Sensitivity to Dark Sector Scales from Gravitational Wave Signatures
James B. Dent, Bhaskar Dutta, Sumit Ghosh, Jason Kumar, Jack Runburg

TL;DR
This paper links gravitational wave signals from early universe phase transitions to dark sector parameters, showing that low-mass dark Higgs particles produce signals too weak for detection.
Contribution
It provides a general relation between gravitational wave signatures and dark sector parameters, highlighting the detectability limits based on dark Higgs mass.
Findings
Gravitational wave frequency and amplitude relate to thermal potential parameters.
Dark Higgs mass below 1% of its VEV yields undetectable signals.
Detectability depends critically on dark Higgs mass scale.
Abstract
We consider gravitational wave signals produced by a first-order phase transition in a theory with a generic renormalizable thermal effective potential of power law form.

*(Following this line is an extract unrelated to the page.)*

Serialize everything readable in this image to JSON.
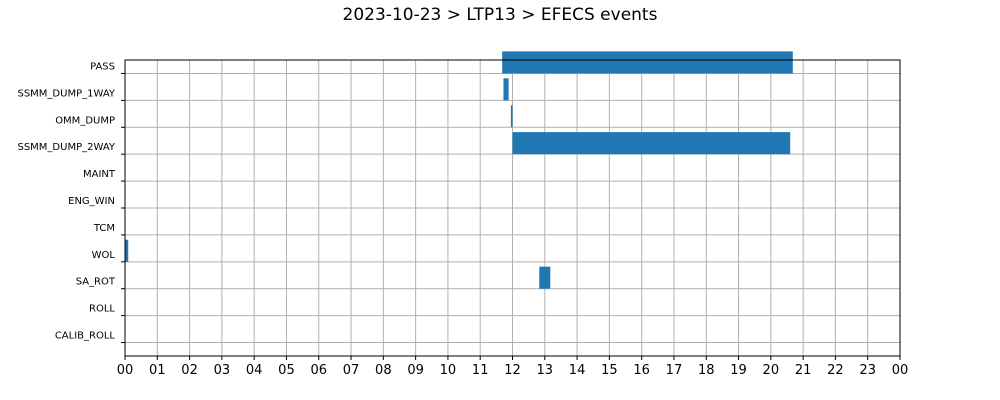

We find the frequency and amplitude of the gravitational wave signal can be related in a straightforward manner to the parameters of the thermal effective potential. This leads to a general conclusion; if the mass of the dark Higgs is less than 1% of the dark Higgs vacuum expectation value, then the gravitational wave signal will be unobservable at all upcoming and planned gravitational wave observatories.